Mais pourquoi cette question de mercenariat tient-elle tant de place dans la survie de ces prisonniers ? En fait, comme indiqué dans la Convention de Genève révisée en 1949, les membres d’une armée faits prisonniers de guerre sont protégés des poursuites, exceptés cas de crimes de guerre présumés. Or, en considérant ces trois hommes comme mercenaires, c’est-à-dire comme combattants armés ayant agi en-dehors de toute organisation officielle, les séparatistes entendent contourner les règles de protection qui leur sont garanties.

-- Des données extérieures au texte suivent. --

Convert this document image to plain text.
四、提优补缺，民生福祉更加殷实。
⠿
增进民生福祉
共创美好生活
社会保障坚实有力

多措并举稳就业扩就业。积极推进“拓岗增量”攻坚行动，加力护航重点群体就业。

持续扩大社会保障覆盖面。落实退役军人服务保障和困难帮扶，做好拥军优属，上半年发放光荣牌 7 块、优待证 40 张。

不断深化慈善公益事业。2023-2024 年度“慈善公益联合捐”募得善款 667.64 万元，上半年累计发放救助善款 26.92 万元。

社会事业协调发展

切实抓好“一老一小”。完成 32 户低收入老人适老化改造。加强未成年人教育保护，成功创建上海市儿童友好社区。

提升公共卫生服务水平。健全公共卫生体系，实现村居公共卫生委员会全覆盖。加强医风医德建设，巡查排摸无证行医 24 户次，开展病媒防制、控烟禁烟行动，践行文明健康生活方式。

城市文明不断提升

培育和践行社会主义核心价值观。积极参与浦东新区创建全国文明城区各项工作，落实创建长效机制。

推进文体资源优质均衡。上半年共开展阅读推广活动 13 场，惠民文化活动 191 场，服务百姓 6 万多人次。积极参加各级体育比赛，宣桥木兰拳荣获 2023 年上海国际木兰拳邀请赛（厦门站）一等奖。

Les échanges diplomatiques des prochains jours pourraient permettre d’aboutir à faire reconnaître les trois jeunes hommes comme des soldats de l’armée ukrainienne. « Ce sera un échange », a expliqué sur la BBC l’ambassadeur ukrainien à Londres Vadym Prystaïko, précisant que « les Russes parlent d’un échange avec des députés ukrainiens » arrêtés dans leur pays pour intelligence avec la Russie. Le député conservateur Robert Jenrick a quant à lui assuré avoir reçu des garanties des autorités ukrainiennes que les Britanniques Aiden Aslin et Shaun Pinner seraient les otages prioritaires à faire libérer.